Artist Sarah Badr combines tactile sound design with pulsating 3D models in a synaesthetic journey through a visceral digital environment in six parts.
In Azimuth, audiovisual artist Sarah Badr channels a tension between organic and synthetic forms, digitally rendering pulsating alien objects and shimmering surfaces that change and transform in a responsive, symbiotic relationship with the tactile sounds she corals into the intricate texture of her compositions. Resolutely synaesthetic, Azimuth oscillates between the recognisable and the impossible, a dichotomy that is suggested in the work’s title. An azimuth, in geometry, is an angular measurement in a spherical coordinate system and is derived from the Arabic word السَّمْت. When applied in astrology and used as a celestial coordinate, an azimuth is the horizontal direction of a star, or other astronomical object. In one sense the title, and the work, is functional, referring to a unit of measurement, but when applied to the world around us it becomes ontological, a marker for locating an object in physical, or artificial, space.
This duality is not only expressed sonically and aesthetically, with marriage of Badr’s sounds and visuals, but also conceptually. Each of the work’s six parts are also titled in ways that seem to cohere external concepts within the graphical and audio palette of artist’s audiovisual practice. ‘Terra Nullius’ is a Latin phrase meaning ‘land belonging to nobody’, and is sometimes used a legal definition in international law to justify claims that territory might be acquired by a state’s occupation of it. This seems particularly resonant with the work’s original presentation as part of the fourth instalment of the Nomadic Signals series by Leyya Tawil, ISSUE Project Room’s 2020 Suzanne Fiol Curatorial Fellow. The programme explores what Tawil describes as the “diasporic imaginary”, charting how “sounds change in the diaspora; how they tether to their environment, accumulate, synthesise, adapt.”
‘Aphercotrophism’ is an antiquated biological term that describes the movement or growth of an organism away from an obstruction.

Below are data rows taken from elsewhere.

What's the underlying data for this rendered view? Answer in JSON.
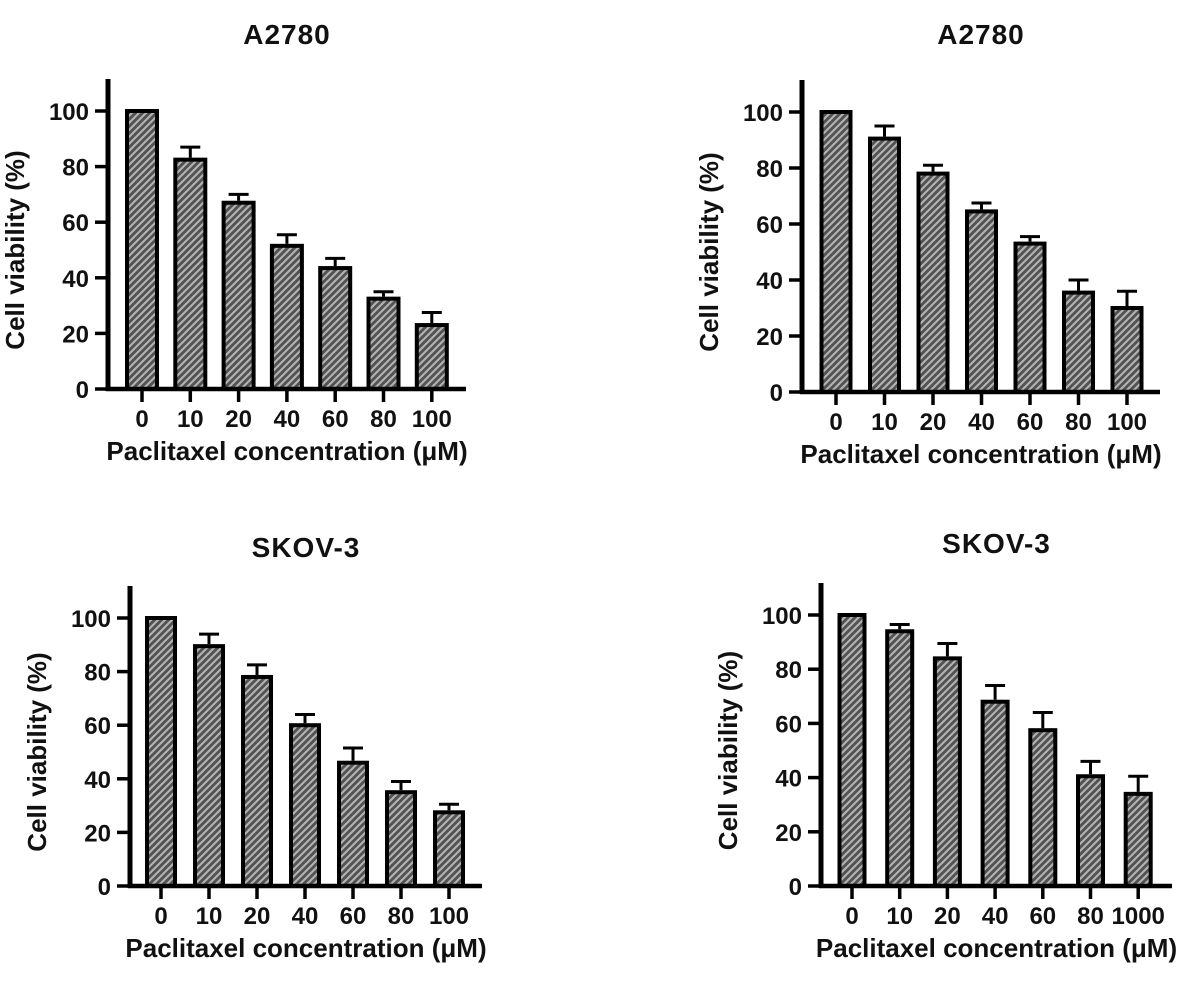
{
  "figure": {
    "background": "#ffffff",
    "colors": {
      "bar_fill": "#525252",
      "bar_hatch": "#b3b3b3",
      "bar_border": "#000000",
      "axis": "#000000",
      "error_bar": "#000000",
      "text": "#111111"
    }
  },
  "chart_data": [
    {
      "id": "a2780-top-left",
      "type": "bar",
      "title": "A2780",
      "xlabel": "Paclitaxel concentration (μM)",
      "ylabel": "Cell viability (%)",
      "categories": [
        "0",
        "10",
        "20",
        "40",
        "60",
        "80",
        "100"
      ],
      "values": [
        100,
        82.5,
        67,
        51.5,
        43.5,
        32.5,
        23
      ],
      "errors": [
        0,
        4.5,
        3,
        4,
        3.5,
        2.5,
        4.5
      ],
      "yticks": [
        0,
        20,
        40,
        60,
        80,
        100
      ],
      "ylim": [
        0,
        112
      ],
      "grid": false,
      "legend": null,
      "hatch": "diagonal"
    },
    {
      "id": "a2780-top-right",
      "type": "bar",
      "title": "A2780",
      "xlabel": "Paclitaxel concentration (μM)",
      "ylabel": "Cell viability (%)",
      "categories": [
        "0",
        "10",
        "20",
        "40",
        "60",
        "80",
        "100"
      ],
      "values": [
        100,
        90.5,
        78,
        64.5,
        53,
        35.5,
        30
      ],
      "errors": [
        0,
        4.5,
        3,
        3,
        2.5,
        4.5,
        6
      ],
      "yticks": [
        0,
        20,
        40,
        60,
        80,
        100
      ],
      "ylim": [
        0,
        112
      ],
      "grid": false,
      "legend": null,
      "hatch": "diagonal"
    },
    {
      "id": "skov3-bottom-left",
      "type": "bar",
      "title": "SKOV-3",
      "xlabel": "Paclitaxel concentration (μM)",
      "ylabel": "Cell viability (%)",
      "categories": [
        "0",
        "10",
        "20",
        "40",
        "60",
        "80",
        "100"
      ],
      "values": [
        100,
        89.5,
        78,
        60,
        46,
        35,
        27.5
      ],
      "errors": [
        0,
        4.5,
        4.5,
        4,
        5.5,
        4,
        3
      ],
      "yticks": [
        0,
        20,
        40,
        60,
        80,
        100
      ],
      "ylim": [
        0,
        112
      ],
      "grid": false,
      "legend": null,
      "hatch": "diagonal"
    },
    {
      "id": "skov3-bottom-right",
      "type": "bar",
      "title": "SKOV-3",
      "xlabel": "Paclitaxel concentration (μM)",
      "ylabel": "Cell viability (%)",
      "categories": [
        "0",
        "10",
        "20",
        "40",
        "60",
        "80",
        "1000"
      ],
      "values": [
        100,
        94,
        84,
        68,
        57.5,
        40.5,
        34
      ],
      "errors": [
        0,
        2.5,
        5.5,
        6,
        6.5,
        5.5,
        6.5
      ],
      "yticks": [
        0,
        20,
        40,
        60,
        80,
        100
      ],
      "ylim": [
        0,
        112
      ],
      "grid": false,
      "legend": null,
      "hatch": "diagonal"
    }
  ]
}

Not only does this refer to the organic movements and textures of the shifting organisms of Badr’s digital landscapes, but its’ dissonance in relation to a computer-generated ecosystem amplifies the potential of Azimuth’s speculative environments, in which Badr has made space for outmoded ideas. Finally, ‘Finite State Machine’ refers to a mathematical model of computation often used to prove computational theories relating to automation, a nod to Badr’s generative graphical technologies, but also functions as political metaphor, a self-reflective category for transitory state apparatuses within Tawil’s diasporic imaginary. “Realism and naturalism imply a strong criterion for something to be real or natural: the world is just as mathematics and the sciences describe it,” explains Badr.
“Nature obeys rules from which patterns arise, denoting that something is organic in nature — and therefore real. In a technologically advanced postmodern society, what is real and what is fiction are seamlessly blended together, so that there is no clear distinction between where one ends and the other begins. Azimuth is an immersive biomorphic model of the entangled orders of simulation. It is a reflection of a basic natural reality while masking basic reality — the idea of nature. It masks the absence of a basic reality, while bearing no relation to any reality whatsoever. Hyperreality has connotations of a dystopian future – one in which we desire reality, but in the attempt to achieve it, we fabricate a false version and consume that as real instead. Azimuth is its own pure simulacrum: the real is no longer what it used to be. Just as the state of the real and natural is no longer what it used to be.”